The Taiwanese National Party (TNP) yesterday announced its formation in Taipei, becoming the only political party in the nation to list a referendum on self-determination and the creation of a new country as its objectives.
Huang Hua (黃華), who served four jail terms for a total of 23 years for his involvement in Taiwan’s independence movement during the Martial Law era, was voted chairman of the party. Huang served as an adviser to former president Chen Shui-bian (陳水扁).
“No one will give you an independent country as a gift. You have to earn it and that’s why we are establishing this party today,” Huang said.
About 100 independence supporters, most of them seniors, have registered as the party’s founding members. Among them, more than a dozen are retired or active university professors who used to be actively associated with the Taiwan Independence Party, otherwise known as the Taiwan Nation Party, which has lost momentum in recent years.
The party chose its founding day to remember the Taiwanese People’s Party, the first political party established by Taiwanese on July 10, 1927, during the Japanese colonial era.
The new party aims to promote Taiwanese nationalism by what it called the “Taiwan nationalism movement 2.0,” with the ultimate goal of “expelling the Chinese and safeguarding Taiwan” and the mid-term goal of holding a national referendum under international observance on Feb. 28, 2014, to determine Taiwan’s independence.
“Chinese” were defined by the party as “people who were born in or have lived in Taiwan for an extended period, but who identify [themselves] as Chinese,” Ted Lau (劉重義), mastermind of the party’s political philosophy, said in a keynote speech.

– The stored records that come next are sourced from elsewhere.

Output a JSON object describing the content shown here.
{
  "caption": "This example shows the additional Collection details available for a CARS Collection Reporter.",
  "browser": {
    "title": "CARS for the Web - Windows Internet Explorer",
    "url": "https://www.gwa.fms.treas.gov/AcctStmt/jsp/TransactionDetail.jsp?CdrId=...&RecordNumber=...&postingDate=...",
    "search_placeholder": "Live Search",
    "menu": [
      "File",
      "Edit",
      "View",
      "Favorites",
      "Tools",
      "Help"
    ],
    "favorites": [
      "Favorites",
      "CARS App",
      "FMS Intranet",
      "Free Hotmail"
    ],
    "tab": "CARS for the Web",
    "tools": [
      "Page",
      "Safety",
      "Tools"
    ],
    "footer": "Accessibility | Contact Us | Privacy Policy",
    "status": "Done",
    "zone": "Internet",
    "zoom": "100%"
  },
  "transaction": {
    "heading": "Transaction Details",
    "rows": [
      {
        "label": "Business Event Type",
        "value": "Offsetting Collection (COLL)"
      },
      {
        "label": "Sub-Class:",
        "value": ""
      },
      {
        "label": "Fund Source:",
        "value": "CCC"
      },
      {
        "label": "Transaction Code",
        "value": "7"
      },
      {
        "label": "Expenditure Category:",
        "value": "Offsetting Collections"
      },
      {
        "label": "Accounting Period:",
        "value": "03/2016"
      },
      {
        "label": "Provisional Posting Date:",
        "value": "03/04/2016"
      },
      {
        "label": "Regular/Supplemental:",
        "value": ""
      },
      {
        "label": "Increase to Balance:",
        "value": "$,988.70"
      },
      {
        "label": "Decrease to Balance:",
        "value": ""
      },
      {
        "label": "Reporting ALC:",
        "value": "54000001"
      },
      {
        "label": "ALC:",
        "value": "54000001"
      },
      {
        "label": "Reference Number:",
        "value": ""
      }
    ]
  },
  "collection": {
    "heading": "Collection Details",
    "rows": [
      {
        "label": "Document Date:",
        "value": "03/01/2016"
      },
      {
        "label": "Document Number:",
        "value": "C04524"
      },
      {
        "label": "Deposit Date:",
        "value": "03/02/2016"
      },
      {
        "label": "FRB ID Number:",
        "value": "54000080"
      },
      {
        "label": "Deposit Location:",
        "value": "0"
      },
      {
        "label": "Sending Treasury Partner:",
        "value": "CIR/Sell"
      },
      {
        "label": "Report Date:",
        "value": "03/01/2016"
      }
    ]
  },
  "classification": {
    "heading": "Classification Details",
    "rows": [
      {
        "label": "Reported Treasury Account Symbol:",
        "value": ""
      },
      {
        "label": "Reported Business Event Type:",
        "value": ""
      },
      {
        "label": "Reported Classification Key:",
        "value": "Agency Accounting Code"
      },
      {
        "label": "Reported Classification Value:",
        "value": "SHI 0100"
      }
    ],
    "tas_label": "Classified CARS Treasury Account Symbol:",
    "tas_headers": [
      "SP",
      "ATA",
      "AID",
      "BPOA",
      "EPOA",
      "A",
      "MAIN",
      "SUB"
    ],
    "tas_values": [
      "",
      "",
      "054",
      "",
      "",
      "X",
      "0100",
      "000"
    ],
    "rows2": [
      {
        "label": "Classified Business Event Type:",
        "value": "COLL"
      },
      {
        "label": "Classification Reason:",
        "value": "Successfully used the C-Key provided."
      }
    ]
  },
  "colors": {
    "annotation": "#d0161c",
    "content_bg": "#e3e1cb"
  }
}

The first phase of the Taiwan nationalism movement ended last year in failure, Liu said, adding that a brand new “2.0” era would consist of actions as well as promotion and mobilization through the Internet and social media.
The TNP intends to duplicate the experience of Estonia, a former Soviet Republic that declared independence in 1991, by enlisting Taiwanese who favor the establishment of a new country, before holding a national referendum.
Liu said the party also tried to pattern itself after the Sinn Fein, a political party in Northern Ireland that supports the establishment of a new Irish Republic, and functions as part of a trinity organization, with the Taiwanese National Congress and the Taiwan Guardian Team making up the other two organizations.
“However, I think Taiwan has a mature society and mechanism, so the Taiwan Guardian Team will not be a military organization like the Irish Republican Army. It will be a grassroots organization that works for local communities instead,” Liu said.
“The road to Taiwan independence has been and will be a long and winding road,” political commentator Paul Lin (林保華), a Chinese who obtained Republic of China citizenship, said before giving the TNP his blessing.
The TNP said it would endorse Democratic Progressive Party Chairperson and presidential candidate Tsai Ing-wen (蔡英文) in the presidential election in January, adding that it planned to nominate candidates for the legislative election.